The fixed income world was out of investors’ favor in 2013 on heightened concerns over the Fed tapering and the resultant increase in interest rates that led to rising yields, and in turn, hurt bond prices.
Yields on 10-year Treasury bonds reached the highest level since July 2011 to above the 3% threshold (read: 3 ETFs for Rising Interest Rates).
Further, the ‘Great Rotation’ from bonds to stocks right from the beginning of the year on the improving U.S. economy made bond investing less compelling.
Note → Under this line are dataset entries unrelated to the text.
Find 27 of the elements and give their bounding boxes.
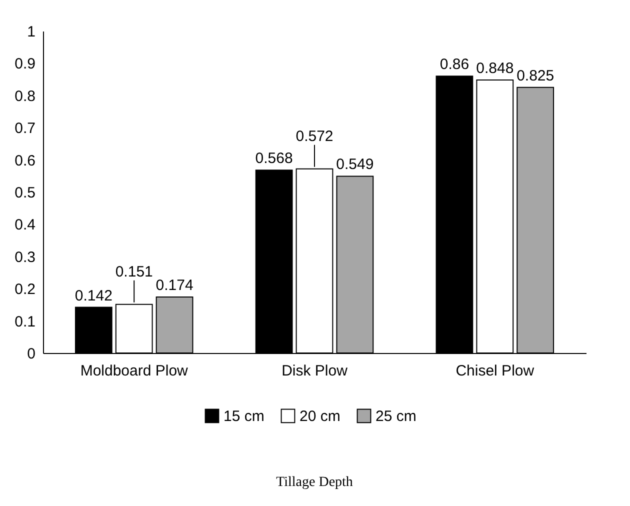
y-tick-label: 0 bbox=[27, 346, 36, 362]
y-tick-label: 0.1 bbox=[14, 313, 36, 330]
x-tick-label: Chisel Plow bbox=[456, 362, 534, 380]
y-tick-label: 0.2 bbox=[14, 281, 36, 298]
x-tick-label: Moldboard Plow bbox=[80, 362, 188, 380]
x-tick-label: Disk Plow bbox=[282, 362, 348, 380]
y-tick-label: 0.6 bbox=[14, 152, 36, 170]
data-label: 0.825 bbox=[516, 67, 554, 84]
data-label: 0.174 bbox=[156, 276, 194, 294]
data-label: 0.572 bbox=[296, 128, 334, 145]
y-tick-label: 0.4 bbox=[14, 216, 36, 234]
y-tick-label: 0.5 bbox=[14, 184, 36, 202]
text: Tillage Depth bbox=[276, 475, 353, 490]
legend-label: 25 cm bbox=[376, 408, 416, 425]
legend-label: 20 cm bbox=[300, 408, 340, 425]
y-tick-label: 0.9 bbox=[14, 56, 36, 73]
data-label: 0.86 bbox=[440, 56, 470, 74]
data-label: 0.151 bbox=[115, 263, 153, 280]
data-label: 0.848 bbox=[476, 60, 514, 77]
data-label: 0.568 bbox=[255, 150, 293, 168]
y-tick-label: 0.7 bbox=[14, 120, 36, 138]
y-tick-label: 1 bbox=[27, 24, 36, 40]
y-tick-label: 0.3 bbox=[14, 248, 36, 266]
data-label: 0.549 bbox=[336, 156, 374, 174]
y-tick-label: 0.8 bbox=[14, 88, 36, 105]
legend-label: 15 cm bbox=[224, 408, 264, 425]
data-label: 0.142 bbox=[74, 287, 112, 304]
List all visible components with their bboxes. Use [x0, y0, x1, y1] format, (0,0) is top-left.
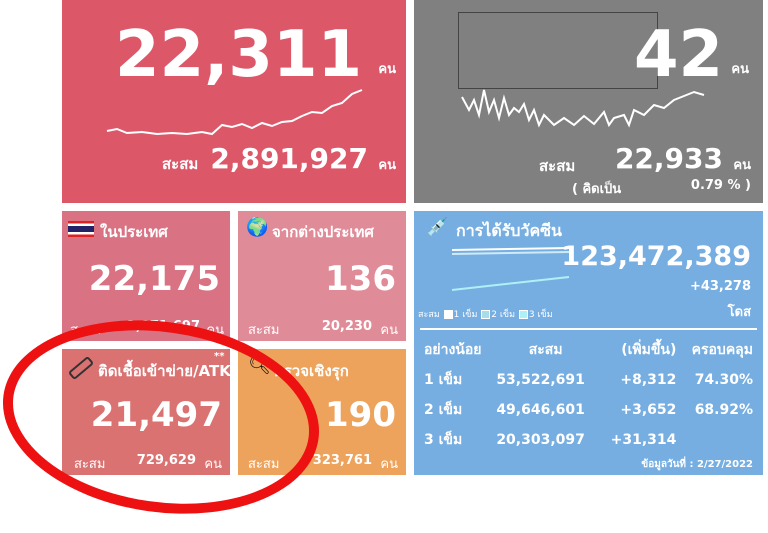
- legend-swatch-1: [443, 310, 453, 319]
- coverage: 68.92%: [694, 402, 753, 418]
- imported-cumulative: 20,230: [321, 319, 372, 334]
- legend-2: 2 เข็ม: [491, 310, 516, 320]
- search-icon: 🔍︎: [248, 355, 271, 376]
- legend-3: 3 เข็ม: [528, 310, 553, 320]
- cumulative-label: สะสม: [539, 157, 576, 175]
- globe-plane-icon: 🌍: [246, 217, 269, 238]
- vaccine-label: การได้รับวัคซีน: [456, 221, 562, 240]
- domestic-cumulative: 2,871,697: [126, 319, 200, 334]
- legend-swatch-2: [481, 310, 491, 319]
- dose: 3 เข็ม: [424, 432, 463, 448]
- cumulative: 53,522,691: [496, 372, 585, 388]
- coverage: 74.30%: [694, 372, 753, 388]
- legend-1: 1 เข็ม: [453, 310, 478, 320]
- deaths-trend-line: [461, 89, 705, 128]
- unit: คน: [380, 323, 398, 338]
- domestic-card: ในประเทศ 22,175 สะสม 2,871,697 คน: [62, 211, 230, 341]
- atk-card: ติดเชื้อเข้าข่าย/ATK ** 21,497 สะสม 729,…: [62, 349, 231, 475]
- table-header: อย่างน้อย สะสม (เพิ่มขึ้น) ครอบคลุม: [420, 335, 757, 365]
- dose: 1 เข็ม: [424, 372, 463, 388]
- unit: คน: [380, 457, 398, 472]
- unit: คน: [204, 457, 222, 472]
- domestic-label: ในประเทศ: [100, 223, 168, 241]
- unit: คน: [731, 62, 749, 77]
- vaccine-table: อย่างน้อย สะสม (เพิ่มขึ้น) ครอบคลุม 1 เข็ม 5…: [420, 335, 757, 455]
- cumulative-label: สะสม: [248, 323, 280, 338]
- total-cases-card: 22,311 คน สะสม 2,891,927 คน: [62, 0, 406, 203]
- legend-swatch-3: [518, 310, 528, 319]
- unit: คน: [206, 323, 224, 338]
- dose: 2 เข็ม: [424, 402, 463, 418]
- vaccine-increase: +43,278: [689, 279, 751, 294]
- vaccine-trend-lines: [451, 247, 570, 291]
- cumulative: 20,303,097: [496, 432, 585, 448]
- total-cases-trend-line: [106, 89, 363, 136]
- atk-today: 21,497: [90, 395, 222, 435]
- proactive-card: 🔍︎ ตรวจเชิงรุก 190 สะสม 323,761 คน: [238, 349, 406, 475]
- header-cumulative: สะสม: [528, 342, 563, 358]
- imported-label: จากต่างประเทศ: [272, 223, 374, 241]
- vaccine-legend: สะสม 1 เข็ม 2 เข็ม 3 เข็ม: [418, 307, 553, 321]
- rate-label: ( คิดเป็น: [572, 182, 622, 197]
- vaccine-total: 123,472,389: [561, 241, 751, 272]
- cumulative-label: สะสม: [418, 310, 440, 320]
- table-row: 1 เข็ม 53,522,691 +8,312 74.30%: [420, 365, 757, 395]
- domestic-today: 22,175: [88, 259, 220, 299]
- unit: คน: [378, 62, 396, 77]
- increase: +3,652: [620, 402, 677, 418]
- header-coverage: ครอบคลุม: [691, 342, 753, 358]
- imported-card: 🌍 จากต่างประเทศ 136 สะสม 20,230 คน: [238, 211, 406, 341]
- unit: คน: [378, 158, 396, 173]
- increase: +31,314: [610, 432, 677, 448]
- divider: [420, 328, 757, 330]
- proactive-cumulative: 323,761: [312, 453, 372, 468]
- deaths-today: 42: [633, 18, 723, 92]
- death-rate: 0.79 % ): [690, 178, 751, 193]
- atk-note: **: [214, 351, 225, 362]
- atk-label: ติดเชื้อเข้าข่าย/ATK: [98, 362, 231, 380]
- deaths-cumulative: 22,933: [614, 142, 723, 175]
- unit: คน: [733, 158, 751, 173]
- proactive-label: ตรวจเชิงรุก: [274, 362, 349, 380]
- proactive-today: 190: [325, 395, 396, 435]
- cumulative: 49,646,601: [496, 402, 585, 418]
- header-dose: อย่างน้อย: [424, 342, 482, 358]
- cumulative-label: สะสม: [70, 323, 102, 338]
- header-increase: (เพิ่มขึ้น): [621, 342, 677, 358]
- cumulative-label: สะสม: [248, 457, 280, 472]
- cumulative-label: สะสม: [74, 457, 106, 472]
- increase: +8,312: [620, 372, 677, 388]
- data-date: ข้อมูลวันที่ : 2/27/2022: [641, 459, 753, 470]
- total-cumulative: 2,891,927: [210, 142, 368, 175]
- coverage: [680, 425, 757, 455]
- atk-test-icon: [67, 355, 95, 381]
- cumulative-label: สะสม: [162, 155, 199, 173]
- table-row: 3 เข็ม 20,303,097 +31,314: [420, 425, 757, 455]
- dose-unit: โดส: [727, 305, 751, 320]
- deaths-card: 42 คน สะสม 22,933 คน ( คิดเป็น 0.79 % ): [414, 0, 763, 203]
- table-row: 2 เข็ม 49,646,601 +3,652 68.92%: [420, 395, 757, 425]
- syringe-icon: 💉: [426, 217, 449, 238]
- imported-today: 136: [325, 259, 396, 299]
- atk-cumulative: 729,629: [136, 453, 196, 468]
- thai-flag-icon: [68, 221, 94, 237]
- highlight-box: [458, 12, 658, 89]
- total-today: 22,311: [115, 18, 362, 92]
- vaccine-card: 💉 การได้รับวัคซีน 123,472,389 +43,278 โด…: [414, 211, 763, 475]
As such, the 2013 bond market is set for the first annual loss in five years with huge outflows, breaking the previous record of $62.5 billion in fund outflows in 1994.
Despite the unfavorable conditions, several corners of the bond market are still unscathed and garnered investor interest in terms of asset under management. Below, we have highlighted three such bond ETFs of 2013 that have become popular for either their juicy yields or interest rate protection (read: Which ETFs Were Popular in 2013?).
As the trends continue and QE3 tapering picks up speed, these could be interesting picks for 2014 too:
PowerShares Senior Loan ETF (BKLN)
This fund offers protection from rising interest rates by tracking the S&P/LSTA U.S. Leveraged Loan 100 Index. BKLN has been the top bond asset gatherers in 2013 with a $4.85 billion asset gain. This has propelled the total asset base to $6.4 billion. Expense ratio came in at 0.66%.
The product holds 140 bonds having maturities of less than 10 years. With the average days to reset being just over 21, interest rate risk is negligible. The fund focuses on non-investment corporate bonds that have credit ratings of BBB or lower.
Though senior loans account for a hefty 91% of the assets, high yield securities make up for the remaining portion in the basket (read: Senior Loan ETFs: The Best Bet for Rising Rates?).
The fund was up nearly 4% in 2013 and has a 4.13% 30-Day SEC Yield, which is well above the S&P 500 yield of 1.78%.
Vanguard Short-Term Bond ETF (BSV)
This ETF follows the Barclays U.S. 1–5 Year Government/Credit Float Adjusted Index, holding 1,783 bonds in its basket. It targets the short end of the yield curve with average maturity and duration of 2.7 years each, suggesting lower interest rate and default risks (see: Total Bond Market ETFs here).
In terms of credit quality, U.S. government bonds make up for 70% of the assets while investment-grade corporate debt accounts for the rest. The fund gathered $4.77 billion in 2013, sending its AUM to over $13.9 billion and charging a low fee of 10 bps a year.
BSV is down marginally 0.16% for the previous year, and 30-Day SEC yield is lower at 0.76%.
iShares Floating Rate Note ETF (FLOT)
This fund gained immense popularity with net capital inflow of $3.07 billion due to its variable coupon payments, which is poised to be less impacted by rising interest rates. FLOT tracks the Barclays US Floating Rate Note less than 5 Years Index with average maturity of 1.70 years and effective duration of 0.13 years.
Holding 348 notes, the product charges 20 bps in annual fees and has AUM of nearly $3.5 billion. As far as credit risk is concerned, the ETF can be considered a relatively safe option for investors as the fund focuses on higher quality notes.
The fund added 0.63% in 2013 and has a 30-Day SEC yield of 0.33% (read: 3 Best Dividend ETFs of 2013).
Though overall bond investing has been terrible for most investors, the above outlined products could be appealing in 2014 with lower risk. This is especially true given their downside protection to the rising rates or attractive yields, particularly in the tapering world of 2014.